Jo Swinson says sorry for voting with Tories in favour of austerity
The leader of the Liberal Democrats says she is sorry for her voting record on austerity, and that she deeply regrets supporting the bedroom tax.
In an interview with Metro.co.uk, when asked if she regretted her support for austerity policies while she was a minister in the coalition government with the Conservative Party, Jo Swinson said she accepted the her party didn’t win every battle and that she thinks the bedroom tax was totally the wrong thing to do.
She said: ‘I don’t think we got everything right.
‘I absolutely regret that we didn’t win more battles in coalition.’
When asked why she personally didn’t vote against the policies at the time, Ms Swinson said it was because of ‘collective ministerial responsibility that she was unable to’.
In a wide ranging interview with Metro.co.uk, Ms Swinson also denied any wrongdoing by the party after claims made by OpenDemocracy that the Liberal Democrats ‘sold voter data to the Remain campaign in 2016 for almost £100,000’, while Tim Farron was leader.
It is alleged that the party sold the data to the Britain Stronger in Europe campaign .
Ms Swinson said she ‘categorically denied’ there was any wrongdoing.
She said: ‘What was done, was that voting lists that we have access to, the campaign operation have access to, we basically processed that data.
Ms Swinson added: ‘It was not selling individual’s data’.
The Lib Dem leader also conceded it was unlikely she would be prime minister, after successive polls showed the party’s support falling, saying ‘it was a job she would love to do’, but that ‘under current circumstances’ it didn’t look like happening.
Challenged on claims that her party had produced ‘misleading and deceptive’ leaflets designed to look like ‘local newspapers’, after giving campaign literature names such as Streatham Brixton, Ms Swinson insisted there was no attempt to ‘mislead’.
The MP for East Dunbartonshire said it was producing engaging content in the style of a newspaper and ‘different people liked reading different sorts of things’.
She refused to say whether she would resign as leader of the party, even in the event it lost seats, saying: ‘I’m continuing as Liberal Democrat party leader’.
Ms Swinson added she had been elected as leader by a significant majority of party members, with more members than the party has ever had before.
Asked about addressing the BAME pay gap, she said that she would support the mandatory publication of BAME pay gap figures for big companies and that many had got ‘complacent’ over the scale of the inequality.
However, Ms Swinson stopped short of calling for an outright ban on unpaid internships, saying they had to be looked into in further detail and that she supported naming and shaming employers who didn’t pay the minimum wage.

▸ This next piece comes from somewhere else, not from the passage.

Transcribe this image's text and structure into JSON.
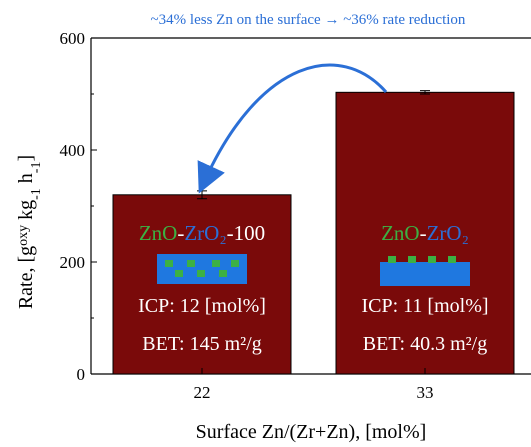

She added that in many cases unpaid internships were in ‘breach of minimum wage laws’.
On Brexit the Lib Dem leader said she refused to accept the argument that cancelling the result of the referendum for which 17.4 million people voted for, would be undemocratic.
Ms Swinson said that the party had been very clear where it stood on the issue and should it win the election, that would give it a democratic mandate to stop Brexit.